Why does nature matter? Well, I keep discovering that it doesn’t, not to everyone. It’s not always on our radar. One winter I was asked to be a guest poet at a university. In one of the classes I did a short reading and the students followed it up with questions. One question I was asked was, “I didn’t know a lot of the words in your poems. I had to look them up. Why don’t you just use the word tree or flower?” I had to stop and think. I had used the words tree and flower in my poems, but I had also used chinaberry, heliotrope, hackberry, anemone, cinnamon fern, hawkweed… words that to me did not seem terribly exotic. My quick answer to the student was– I liked the names of things. But that was not all, they weren’t arbitrary choices, the words had to fit the poem, they had to have some music and purpose. The longer answer was– I also want to know what are all these living things that surround me? What are they called, do they smell –good or bad? If I can touch them, what do they feel like? Who likes to eat them, sleep in them, make them into a home? And perhaps the more we know about nature, the less likely we may want to bulldoze, clear cut or frack it with ignorance and impunity. I am not a biologist. I’m just enamored by all the vagaries of the earth. And puzzled at times when others are not.
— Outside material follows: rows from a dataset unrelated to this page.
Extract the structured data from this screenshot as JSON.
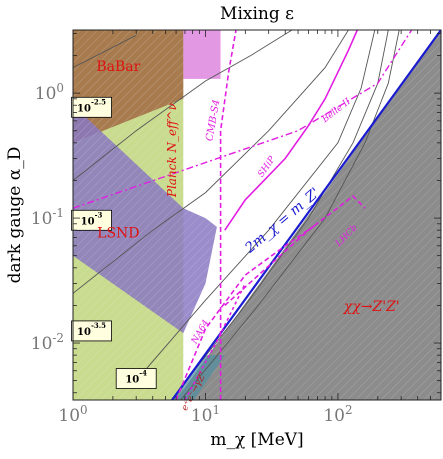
{
  "chart_data": {
    "type": "line",
    "title": "Mixing ε",
    "xlabel": "m_χ [MeV]",
    "ylabel": "dark gauge α_D",
    "xscale": "log",
    "yscale": "log",
    "xlim": [
      1,
      600
    ],
    "ylim": [
      0.0035,
      3.2
    ],
    "x_ticks": [
      {
        "v": 1,
        "label": "10^0"
      },
      {
        "v": 10,
        "label": "10^1"
      },
      {
        "v": 100,
        "label": "10^2"
      }
    ],
    "y_ticks": [
      {
        "v": 0.01,
        "label": "10^-2"
      },
      {
        "v": 0.1,
        "label": "10^-1"
      },
      {
        "v": 1,
        "label": "10^0"
      }
    ],
    "contours": [
      {
        "label": "10^-2.5",
        "label_at": [
          1.38,
          0.77
        ],
        "points": [
          [
            1,
            1.6
          ],
          [
            3,
            2.9
          ]
        ]
      },
      {
        "label": "10^-3",
        "label_at": [
          1.38,
          0.096
        ],
        "points": [
          [
            1,
            0.2
          ],
          [
            3,
            0.5
          ],
          [
            10,
            1.25
          ],
          [
            22,
            2.0
          ],
          [
            45,
            3.2
          ]
        ]
      },
      {
        "label": "10^-3.5",
        "label_at": [
          1.38,
          0.0125
        ],
        "points": [
          [
            1,
            0.025
          ],
          [
            4,
            0.08
          ],
          [
            10,
            0.16
          ],
          [
            30,
            0.5
          ],
          [
            80,
            1.6
          ],
          [
            120,
            3.2
          ]
        ]
      },
      {
        "label": "10^-4",
        "label_at": [
          3.0,
          0.0052
        ],
        "points": [
          [
            3,
            0.005
          ],
          [
            10,
            0.022
          ],
          [
            30,
            0.08
          ],
          [
            100,
            0.4
          ],
          [
            150,
            1.1
          ],
          [
            190,
            3.2
          ]
        ]
      },
      {
        "label": "",
        "points": [
          [
            5.5,
            0.0035
          ],
          [
            20,
            0.02
          ],
          [
            60,
            0.1
          ],
          [
            130,
            0.4
          ],
          [
            200,
            1.2
          ],
          [
            240,
            3.2
          ]
        ]
      },
      {
        "label": "",
        "points": [
          [
            6.5,
            0.0035
          ],
          [
            25,
            0.02
          ],
          [
            80,
            0.1
          ],
          [
            160,
            0.4
          ],
          [
            240,
            1.2
          ],
          [
            290,
            3.2
          ]
        ]
      }
    ],
    "series": [
      {
        "label": "2m_χ = m_Z'",
        "label_at": [
          40,
          0.09
        ],
        "points": [
          [
            5.6,
            0.0035
          ],
          [
            600,
            3.2
          ]
        ]
      },
      {
        "label": "Belle II",
        "label_at": [
          100,
          0.7
        ],
        "points": [
          [
            1,
            0.12
          ],
          [
            50,
            0.5
          ],
          [
            200,
            1.2
          ],
          [
            360,
            3.2
          ]
        ]
      },
      {
        "label": "SHiP",
        "label_at": [
          30,
          0.25
        ],
        "points": [
          [
            14,
            0.08
          ],
          [
            20,
            0.14
          ],
          [
            40,
            0.3
          ],
          [
            60,
            0.55
          ],
          [
            80,
            0.9
          ],
          [
            120,
            2.2
          ],
          [
            140,
            3.2
          ]
        ]
      },
      {
        "label": "LHCb",
        "label_at": [
          120,
          0.07
        ],
        "points": [
          [
            14,
            0.02
          ],
          [
            60,
            0.08
          ],
          [
            130,
            0.15
          ],
          [
            160,
            0.12
          ]
        ]
      },
      {
        "label": "CMB-S4",
        "label_at": [
          12,
          0.6
        ],
        "points": [
          [
            13,
            0.0035
          ],
          [
            13,
            0.5
          ],
          [
            15,
            1.5
          ],
          [
            17,
            3.2
          ]
        ]
      },
      {
        "label": "NA64",
        "label_at": [
          9.5,
          0.012
        ],
        "points": [
          [
            6,
            0.0035
          ],
          [
            10,
            0.013
          ],
          [
            20,
            0.035
          ],
          [
            40,
            0.06
          ],
          [
            70,
            0.09
          ]
        ]
      },
      {
        "label": "e⁺e⁻→γZ'",
        "label_at": [
          8.5,
          0.004
        ],
        "points": [
          [
            7,
            0.0035
          ],
          [
            12,
            0.01
          ],
          [
            20,
            0.03
          ]
        ]
      }
    ],
    "regions": [
      {
        "label": "BaBar",
        "label_at": [
          2.2,
          1.5
        ],
        "color": "#8b2c1a",
        "points": [
          [
            1,
            3.2
          ],
          [
            6.8,
            3.2
          ],
          [
            6.8,
            0.9
          ],
          [
            1,
            0.4
          ]
        ]
      },
      {
        "label": "Planck N_eff^ν",
        "label_at": [
          6.0,
          0.35
        ],
        "color": "#b7cf6a",
        "points": [
          [
            1,
            3.2
          ],
          [
            6.8,
            3.2
          ],
          [
            6.8,
            0.0035
          ],
          [
            1,
            0.0035
          ]
        ]
      },
      {
        "label": "LSND",
        "label_at": [
          2.2,
          0.07
        ],
        "color": "#8a78c2",
        "points": [
          [
            1,
            0.8
          ],
          [
            6.8,
            0.12
          ],
          [
            10,
            0.1
          ],
          [
            12.2,
            0.085
          ],
          [
            10,
            0.03
          ],
          [
            6.8,
            0.012
          ],
          [
            1,
            0.05
          ]
        ]
      },
      {
        "label": "χχ→Z'Z'",
        "label_at": [
          180,
          0.018
        ],
        "color": "#8c8c8c",
        "points": [
          [
            6,
            0.0035
          ],
          [
            600,
            3.2
          ],
          [
            600,
            0.0035
          ]
        ]
      }
    ]
  }
}
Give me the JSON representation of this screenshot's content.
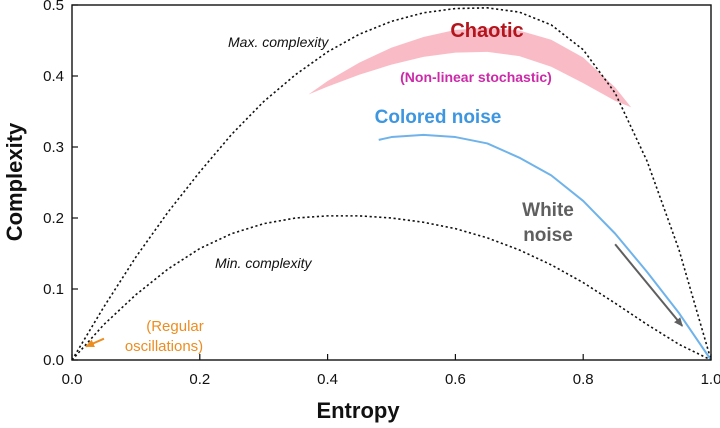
{
  "chart_data": {
    "type": "line",
    "xlabel": "Entropy",
    "ylabel": "Complexity",
    "xlim": [
      0,
      1
    ],
    "ylim": [
      0,
      0.5
    ],
    "xticks": [
      "0.0",
      "0.2",
      "0.4",
      "0.6",
      "0.8",
      "1.0"
    ],
    "yticks": [
      "0.0",
      "0.1",
      "0.2",
      "0.3",
      "0.4",
      "0.5"
    ],
    "grid": false,
    "legend": "none",
    "series": [
      {
        "name": "Max. complexity",
        "style": "dotted",
        "color": "#111111",
        "x": [
          0,
          0.05,
          0.1,
          0.15,
          0.2,
          0.25,
          0.3,
          0.35,
          0.4,
          0.45,
          0.5,
          0.55,
          0.6,
          0.65,
          0.7,
          0.75,
          0.8,
          0.85,
          0.9,
          0.95,
          1.0
        ],
        "y": [
          0,
          0.075,
          0.145,
          0.208,
          0.265,
          0.318,
          0.364,
          0.402,
          0.434,
          0.459,
          0.477,
          0.489,
          0.495,
          0.496,
          0.49,
          0.472,
          0.437,
          0.376,
          0.28,
          0.155,
          0
        ]
      },
      {
        "name": "Min. complexity",
        "style": "dotted",
        "color": "#111111",
        "x": [
          0,
          0.05,
          0.1,
          0.15,
          0.2,
          0.25,
          0.3,
          0.35,
          0.4,
          0.45,
          0.5,
          0.55,
          0.6,
          0.65,
          0.7,
          0.75,
          0.8,
          0.85,
          0.9,
          0.95,
          1.0
        ],
        "y": [
          0,
          0.05,
          0.092,
          0.128,
          0.157,
          0.178,
          0.192,
          0.2,
          0.203,
          0.203,
          0.2,
          0.194,
          0.185,
          0.172,
          0.155,
          0.134,
          0.109,
          0.08,
          0.05,
          0.022,
          0
        ]
      },
      {
        "name": "Colored noise",
        "style": "solid",
        "color": "#6fb3ea",
        "x": [
          0.48,
          0.5,
          0.55,
          0.6,
          0.65,
          0.7,
          0.75,
          0.8,
          0.85,
          0.9,
          0.95,
          1.0
        ],
        "y": [
          0.31,
          0.314,
          0.317,
          0.314,
          0.305,
          0.285,
          0.26,
          0.224,
          0.178,
          0.124,
          0.066,
          0
        ]
      }
    ],
    "regions": [
      {
        "name": "Chaotic",
        "color": "#f9bcc6",
        "x": [
          0.37,
          0.4,
          0.45,
          0.5,
          0.55,
          0.6,
          0.65,
          0.7,
          0.75,
          0.8,
          0.85,
          0.875
        ],
        "upper": [
          0.374,
          0.393,
          0.419,
          0.44,
          0.455,
          0.465,
          0.468,
          0.464,
          0.451,
          0.426,
          0.384,
          0.356
        ],
        "lower": [
          0.374,
          0.385,
          0.402,
          0.416,
          0.427,
          0.433,
          0.434,
          0.428,
          0.413,
          0.39,
          0.365,
          0.356
        ]
      }
    ],
    "annotations": [
      {
        "text": "Max. complexity",
        "color": "#111111",
        "style": "italic"
      },
      {
        "text": "Min. complexity",
        "color": "#111111",
        "style": "italic"
      },
      {
        "text": "Chaotic",
        "color": "#b3151d",
        "style": "bold"
      },
      {
        "text": "(Non-linear stochastic)",
        "color": "#cc2aa8",
        "style": "bold"
      },
      {
        "text": "Colored noise",
        "color": "#3d96e0",
        "style": "bold"
      },
      {
        "text": "White",
        "color": "#5f5f5f",
        "style": "bold"
      },
      {
        "text": "noise",
        "color": "#5f5f5f",
        "style": "bold"
      },
      {
        "text": "(Regular",
        "color": "#ec8d21",
        "style": "normal"
      },
      {
        "text": "oscillations)",
        "color": "#ec8d21",
        "style": "normal"
      }
    ],
    "arrows": [
      {
        "from": [
          0.85,
          0.163
        ],
        "to": [
          0.955,
          0.048
        ],
        "color": "#5f5f5f"
      },
      {
        "from": [
          0.05,
          0.03
        ],
        "to": [
          0.022,
          0.019
        ],
        "color": "#ec8d21"
      }
    ]
  }
}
Another friend of mine is a publisher and a poet who is enamored of dragonflies. He spends his spare time collecting and studying them out of sheer fascination for the order of Odonata and for research for a series of books. Which means he spends hours alone with an empty net walking remote ponds or streams waiting for the precise moment to flick his wrist and swoop up the odd emerald spreadwing or sedge sprite. What it really means is he is walking in nature like the poet Basho, looking for ‘a hidden glimmering there’.

There are hidden glimmerings everywhere. I learned this from my father who was a conservationist. I grew up across the street from a lake and a grand stand of woods. One of the first things my dad taught me was to canoe and fish in Silver Lake. This lake had islands and leeches and snapping turtles. I loved it. It was there I learned that being in nature was about observing, listening and sitting inside a sort of luminous silence—like breathing in a prayer. It was a great gift to be young in that wellspring of wildness.
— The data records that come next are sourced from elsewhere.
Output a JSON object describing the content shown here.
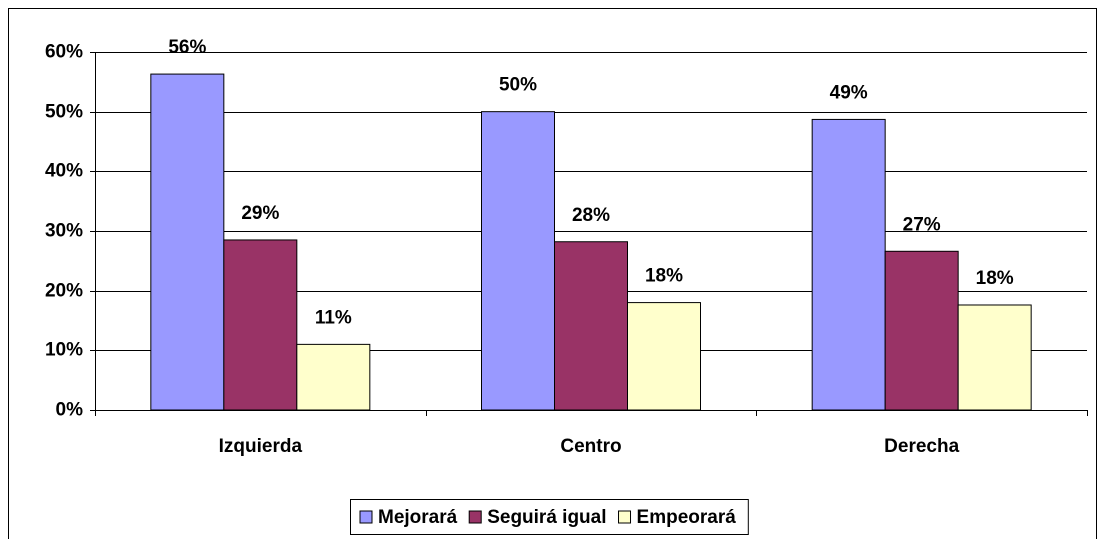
{
  "chart_data": {
    "type": "bar",
    "categories": [
      "Izquierda",
      "Centro",
      "Derecha"
    ],
    "series": [
      {
        "name": "Mejorará",
        "color": "#9999ff",
        "values": [
          56.3,
          50,
          48.7
        ],
        "value_labels": [
          "56%",
          "50%",
          "49%"
        ]
      },
      {
        "name": "Seguirá igual",
        "color": "#993366",
        "values": [
          28.5,
          28.2,
          26.6
        ],
        "value_labels": [
          "29%",
          "28%",
          "27%"
        ]
      },
      {
        "name": "Empeorará",
        "color": "#ffffcc",
        "values": [
          11,
          18,
          17.6
        ],
        "value_labels": [
          "11%",
          "18%",
          "18%"
        ]
      }
    ],
    "ylim": [
      0,
      60
    ],
    "yticks": [
      {
        "value": 0,
        "label": "0%"
      },
      {
        "value": 10,
        "label": "10%"
      },
      {
        "value": 20,
        "label": "20%"
      },
      {
        "value": 30,
        "label": "30%"
      },
      {
        "value": 40,
        "label": "40%"
      },
      {
        "value": 50,
        "label": "50%"
      },
      {
        "value": 60,
        "label": "60%"
      }
    ],
    "grid": true,
    "legend": "bottom"
  }
}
I guess for some of us it doesn’t matter if we don’t know what an aspen is or if we don’t have the time or inclination to walk, not run through the woods. We don’t all have to put on our waders to bond with dragonflies or cattail rushes. I think, depending of course where we grow up and what environment we are born to, we all start out running after small, mystical glass-winged helicopters or by petting the soft, brown cattail fur. And some of us in the city forget about it as we grow older. It blurs into the background of our frenetic lives. School children in Finland go outside for fifteen minutes of every hour—sometimes continuing their lessons there. How would that be if every adult left their desk job every fifteen minutes of every hour at work to not inhale their e-cigs, but walk by a pond or lilacs filled with sparrows?
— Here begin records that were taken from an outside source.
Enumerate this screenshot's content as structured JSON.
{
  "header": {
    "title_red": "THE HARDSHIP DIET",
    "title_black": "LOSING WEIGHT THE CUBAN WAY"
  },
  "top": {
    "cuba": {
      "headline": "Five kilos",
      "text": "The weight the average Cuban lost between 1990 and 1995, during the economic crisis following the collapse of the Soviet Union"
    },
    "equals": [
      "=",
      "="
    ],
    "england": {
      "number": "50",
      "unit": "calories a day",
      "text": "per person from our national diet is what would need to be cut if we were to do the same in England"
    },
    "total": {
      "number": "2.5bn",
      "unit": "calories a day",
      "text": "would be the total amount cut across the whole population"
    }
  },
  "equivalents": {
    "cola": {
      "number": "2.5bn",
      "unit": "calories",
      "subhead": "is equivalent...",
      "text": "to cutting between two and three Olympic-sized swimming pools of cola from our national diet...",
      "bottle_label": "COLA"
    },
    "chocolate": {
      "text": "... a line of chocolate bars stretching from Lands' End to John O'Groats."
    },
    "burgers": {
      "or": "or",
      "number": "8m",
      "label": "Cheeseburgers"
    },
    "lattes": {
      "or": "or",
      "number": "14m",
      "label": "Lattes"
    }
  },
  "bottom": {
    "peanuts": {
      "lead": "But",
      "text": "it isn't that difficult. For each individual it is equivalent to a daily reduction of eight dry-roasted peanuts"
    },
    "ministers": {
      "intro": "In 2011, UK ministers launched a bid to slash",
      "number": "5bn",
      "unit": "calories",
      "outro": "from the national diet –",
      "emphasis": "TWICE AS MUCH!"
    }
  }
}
The natural history writer Edward Abbey expressed one of his goals, “to oppose injustice, defy the powerful and speak for the voiceless…to honor life and praise the divine beauty of the world.” I prefer nature’s great harvest and slow fade to extinction. I want Leopold’s wild country to continue so we can all have a chance to be young and free, to honor, praise and know divine wilderness. Autumn is a beautiful time to praise.